Note that she defines diets in the paper as “severely restricting ones calories” in order to lose weight and keep it off in the long term. However, it wasn’t really defined what “severally restricting ones calories” meant quantitative speaking and if the studies they looked at adhered to their criteria. Additionally, it seems like the studies they looked at in the meta-analysis weren’t controlled for what behavioral change method each study was doing. But, I’m not sure if they really cared to control for this, since they were strictly looking to see long term outcomes of diets in the literature.

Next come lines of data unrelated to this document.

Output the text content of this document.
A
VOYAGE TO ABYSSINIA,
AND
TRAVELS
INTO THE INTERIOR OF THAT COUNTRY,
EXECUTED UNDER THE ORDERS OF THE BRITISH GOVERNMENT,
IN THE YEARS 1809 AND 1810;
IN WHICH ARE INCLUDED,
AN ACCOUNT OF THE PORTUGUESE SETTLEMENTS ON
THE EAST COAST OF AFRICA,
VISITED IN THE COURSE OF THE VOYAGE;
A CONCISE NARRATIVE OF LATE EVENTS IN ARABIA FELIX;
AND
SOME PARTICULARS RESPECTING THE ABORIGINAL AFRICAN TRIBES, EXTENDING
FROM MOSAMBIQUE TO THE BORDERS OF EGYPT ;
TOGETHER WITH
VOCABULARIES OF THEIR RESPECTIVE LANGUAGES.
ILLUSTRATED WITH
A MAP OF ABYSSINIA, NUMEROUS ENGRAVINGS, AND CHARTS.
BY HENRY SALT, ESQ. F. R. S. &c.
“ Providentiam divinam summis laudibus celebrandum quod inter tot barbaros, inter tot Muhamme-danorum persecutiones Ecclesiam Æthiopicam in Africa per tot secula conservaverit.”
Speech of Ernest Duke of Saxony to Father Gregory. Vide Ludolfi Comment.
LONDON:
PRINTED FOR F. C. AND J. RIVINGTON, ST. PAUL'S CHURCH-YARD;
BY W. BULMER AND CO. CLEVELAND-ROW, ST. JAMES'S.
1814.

With that said, I’m not sure how she made the jump to her recommendation of “increase vegetable consumption and decrease certain unhealthy foods without monitoring calories” from that meta analysis that concluded that diets (defined as severely restricting ones calories for the goal of long term weight loss) are ineffective in the long term.

Yea, that doesn’t really make sense to me.

That’s not really well supported by direct evidence and is, very clearly, a diet.

Seems odd to suggest that most dietary interventions, which are behavioral changes, don’t work long term…then turn around and suggest behavioral changes.

Yea, I don’t really take articles like this seriously to be honest. There are much better review articles available through The Obesity Society, The AACE, etc.